Every year, people consume 100 billion tons of materials, and in 2020 only 8.6 per cent of those materials were cycled back into the economy after use, according to the 2021 Circularity Gap Report. Linear systems and existing infrastructure are not adequate to maintain, collect, and redistribute materials effectively for a global circular economy. As a result, waste, including plastics, e-waste, and food waste, pollutes our land, clogs our waterways, depletes natural resources, and contaminates the air we breathe.
Microsoft recognizes the urgent need to protect the world’s biodiversity and ecosystems, give equal access to a safe and healthy environment, reduce carbon emissions associated with the creation and end-of-life of these materials, and meet the needs of a growing population. As a company that makes and manufactures devices, as well as uses manufactured goods in its campuses, data centres, and operations, it recognises its obligation to responsibly source materials and an opportunity to build a more circular approach into its work and the world.
To reach its commitment to become a zero-waste company by 2030, Microsoft is taking an increasingly circular approach to materials management to reduce waste and carbon emissions. The company’s strategy goes beyond waste diversion as it works across its value chain beginning with design and material selection. Wherever possible, it reduces the amount of materials needed. It responsibly sources materials for operations, products, and packaging. It is increasing the use of recycled content, selecting recyclable or compostable materials, reducing hazardous substances, and designing out waste. It keeps its products and materials in use longer through reuse, repair, and recycling programs.

4. Healthy Ecosystems

Healthy ecosystems are critical for a healthy planet —environmental sustainability can’t exist without ecosystem sustainability. Unhealthy ecosystems, created or exacerbated by climate change and biodiversity collapse, threaten our entire civilization. And yet, according to the latest United Nations Intergovernmental Science-Policy Platform on Biodiversity and Ecosystem Services (IPBES-8) study, the health of ecosystems on which we and all other species depend is deteriorating more rapidly than previously thought. Put simply, humans are eroding the very foundations of our economies, livelihoods, food security, health, and quality of life worldwide.
Microsoft recognizes that ecosystems are the thread that connects all its sustainability commitments.
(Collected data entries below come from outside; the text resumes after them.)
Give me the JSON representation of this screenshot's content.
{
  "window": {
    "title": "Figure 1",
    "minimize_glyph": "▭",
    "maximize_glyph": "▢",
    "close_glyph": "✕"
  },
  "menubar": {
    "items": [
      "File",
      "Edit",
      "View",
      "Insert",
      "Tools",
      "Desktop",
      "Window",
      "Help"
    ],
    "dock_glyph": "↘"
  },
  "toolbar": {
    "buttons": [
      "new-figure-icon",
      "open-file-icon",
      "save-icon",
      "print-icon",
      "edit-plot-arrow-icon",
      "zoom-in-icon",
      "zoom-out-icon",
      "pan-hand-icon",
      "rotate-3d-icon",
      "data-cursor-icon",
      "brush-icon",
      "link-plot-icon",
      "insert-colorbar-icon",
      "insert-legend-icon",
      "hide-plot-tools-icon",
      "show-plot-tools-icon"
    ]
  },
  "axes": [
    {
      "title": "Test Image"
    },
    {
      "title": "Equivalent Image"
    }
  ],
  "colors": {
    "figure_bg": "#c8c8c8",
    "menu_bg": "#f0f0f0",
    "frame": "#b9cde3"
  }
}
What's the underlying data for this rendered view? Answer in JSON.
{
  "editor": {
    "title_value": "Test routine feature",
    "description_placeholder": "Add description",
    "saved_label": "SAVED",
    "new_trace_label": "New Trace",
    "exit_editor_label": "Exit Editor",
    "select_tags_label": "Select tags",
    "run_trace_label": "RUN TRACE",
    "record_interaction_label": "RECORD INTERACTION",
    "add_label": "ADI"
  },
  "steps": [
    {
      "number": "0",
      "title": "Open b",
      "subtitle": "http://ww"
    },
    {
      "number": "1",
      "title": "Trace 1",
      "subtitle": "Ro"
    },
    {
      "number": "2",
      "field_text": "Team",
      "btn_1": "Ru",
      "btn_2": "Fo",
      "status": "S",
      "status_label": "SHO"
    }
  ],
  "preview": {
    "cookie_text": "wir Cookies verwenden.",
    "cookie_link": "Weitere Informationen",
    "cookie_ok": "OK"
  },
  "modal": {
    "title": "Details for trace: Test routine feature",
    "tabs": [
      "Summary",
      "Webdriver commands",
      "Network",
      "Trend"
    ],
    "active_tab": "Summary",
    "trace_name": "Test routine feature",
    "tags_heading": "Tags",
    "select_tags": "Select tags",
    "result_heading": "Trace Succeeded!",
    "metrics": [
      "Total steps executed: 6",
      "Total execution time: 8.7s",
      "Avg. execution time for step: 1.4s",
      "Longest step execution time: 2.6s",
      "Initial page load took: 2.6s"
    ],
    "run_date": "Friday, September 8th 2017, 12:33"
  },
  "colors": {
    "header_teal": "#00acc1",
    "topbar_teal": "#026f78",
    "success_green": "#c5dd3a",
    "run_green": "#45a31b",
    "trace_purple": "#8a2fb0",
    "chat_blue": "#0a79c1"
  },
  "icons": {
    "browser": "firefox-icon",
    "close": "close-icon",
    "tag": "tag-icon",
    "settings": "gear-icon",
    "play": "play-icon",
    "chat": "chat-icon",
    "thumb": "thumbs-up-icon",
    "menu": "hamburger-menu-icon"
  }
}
Ecosystems are where the company invests in carbon sequestration projects that help in achieving carbon negativity. In the past year, Microsoft has made considerable progress towards its leading ecosystem commitments of protecting more land than it uses and delivering its Planetary Computer to provide access to the world’s critical environmental datasets and to function as a computing platform that enables partners to measure, monitor, model, and manage healthy ecosystems.

5. Planetary Computer

Microsoft is driving transformation when it comes to researching and enabling the accessibility of technologies to support ecosystem health. The company believes that its biggest contribution to the protection of ecosystems is to identify, invest in, and orchestrate a coherent cloud infrastructure that brings together all relevant stakeholders and offers best-in-class science-driven tools, AI, digital catalogues of species, distributed computing frameworks, and global satellite images. The manifestation of this work is what the company calls the Planetary Computer. This open-source solution includes data catalogues, APIs, and applications to empower both data scientists and environmental scientists to craft more effective and informed strategies to protect and restore ecosystems.

Conclusion

In conclusion, Microsoft is taking decisive steps to reduce its carbon footprint and reach net zero by 20230. It is not only paving its own path but is also providing tools to the rest of the world, easing their action towards environmental sustainability.
Disclaimer: This report contains extracts from the Microsoft Annual Sustainability Report 2021.